Utilisant la modélisation informatique, Nilsson et Tedore ont également calculé que le contraste maximal des feuilles est observé à des longueurs d’onde UV courtes dans les canopées ouvertes bien éclairées et à des longueurs d’onde UV plus longues dans les canopées fermées moins éclairées. Cela pourrait expliquer pourquoi la quatrième couleur que les oiseaux détectent varie.
Bien sûr, ce que nous voyons dans les images UV visualisées n’est qu’une simulation de la vision des oiseaux, car nos yeux ne sont malheureusement pas tout à fait à la hauteur de la tâche.
« Comme les oiseaux ont quatre classes de cônes (rouge, vert, bleu et UV), et que nous n’en avons que trois (rouge, vert, bleu), nous ne pouvons visualiser que trois des canaux de cônes des oiseaux à la fois », explique Tedore. « Il nous est impossible de générer une représentation réaliste de ce à quoi pourrait ressembler une vision avec quatre canaux coniques. »
Mais même si nous ne pouvons pas vraiment voir ces couleurs supplémentaires nous-mêmes, nous pourrions toujours utiliser la super-vision des oiseaux par le biais de la technologie.

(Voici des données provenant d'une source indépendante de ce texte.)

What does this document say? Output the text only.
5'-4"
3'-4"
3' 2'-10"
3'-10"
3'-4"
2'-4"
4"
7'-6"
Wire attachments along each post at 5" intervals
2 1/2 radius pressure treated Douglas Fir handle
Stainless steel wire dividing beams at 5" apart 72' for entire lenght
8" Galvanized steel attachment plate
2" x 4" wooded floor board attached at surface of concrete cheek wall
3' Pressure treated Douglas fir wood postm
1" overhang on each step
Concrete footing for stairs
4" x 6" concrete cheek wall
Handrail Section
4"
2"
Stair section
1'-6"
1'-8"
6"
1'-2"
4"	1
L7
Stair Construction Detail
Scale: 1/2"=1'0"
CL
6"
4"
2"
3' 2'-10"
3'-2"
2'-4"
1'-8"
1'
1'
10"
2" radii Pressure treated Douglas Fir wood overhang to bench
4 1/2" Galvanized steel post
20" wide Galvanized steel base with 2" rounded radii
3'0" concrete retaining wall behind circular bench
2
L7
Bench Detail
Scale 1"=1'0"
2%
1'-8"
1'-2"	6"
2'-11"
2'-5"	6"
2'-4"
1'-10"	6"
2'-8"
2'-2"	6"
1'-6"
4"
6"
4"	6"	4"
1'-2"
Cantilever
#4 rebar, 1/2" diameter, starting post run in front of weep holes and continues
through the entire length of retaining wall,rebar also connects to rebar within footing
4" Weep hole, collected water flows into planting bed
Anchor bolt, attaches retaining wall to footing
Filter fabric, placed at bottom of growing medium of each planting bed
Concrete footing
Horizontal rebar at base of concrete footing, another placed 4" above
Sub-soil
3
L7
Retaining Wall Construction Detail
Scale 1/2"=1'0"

« La structure 3D améliorée dans l’UV pourrait être visualisée par des véhicules télécommandés ou autonomes pour les aider à mieux naviguer dans des environnements forestiers complexes sans s’empêtrer dans les feuilles », suggère Tedore.
Aussi incroyable que la vision en quatre couleurs puisse paraître, elle s’accompagne probablement aussi de quelques inconvénients.
« L’un des inconvénients d’avoir une quatrième classe de cônes est qu’elle prend de l’espace dans la rétine qui aurait pu être occupé par davantage des trois autres classes de cônes », explique Tedore. « Cela peut avoir des effets néfastes sur la résolution et sur la sensibilité dans des conditions de faible éclairage. »
Tedore dit que la prochaine étape dans la compréhension de la vision des oiseaux sera de voir comment leurs sources de nourriture s’affichent dans l’UV. Et ils pourraient également explorer davantage la façon dont la vision des oiseaux varie selon les espèces et les environnements.
« Nous pouvons avoir la notion que ce que nous voyons est la réalité, mais c’est une réalité très humaine. D’autres animaux vivent dans d’autres réalités, et nous pouvons maintenant voir à travers leurs yeux et révéler de nombreux secrets. La réalité est dans l’œil de celui qui regarde », conclut Nilsson.
Leur article a été publié dans Nature Communications.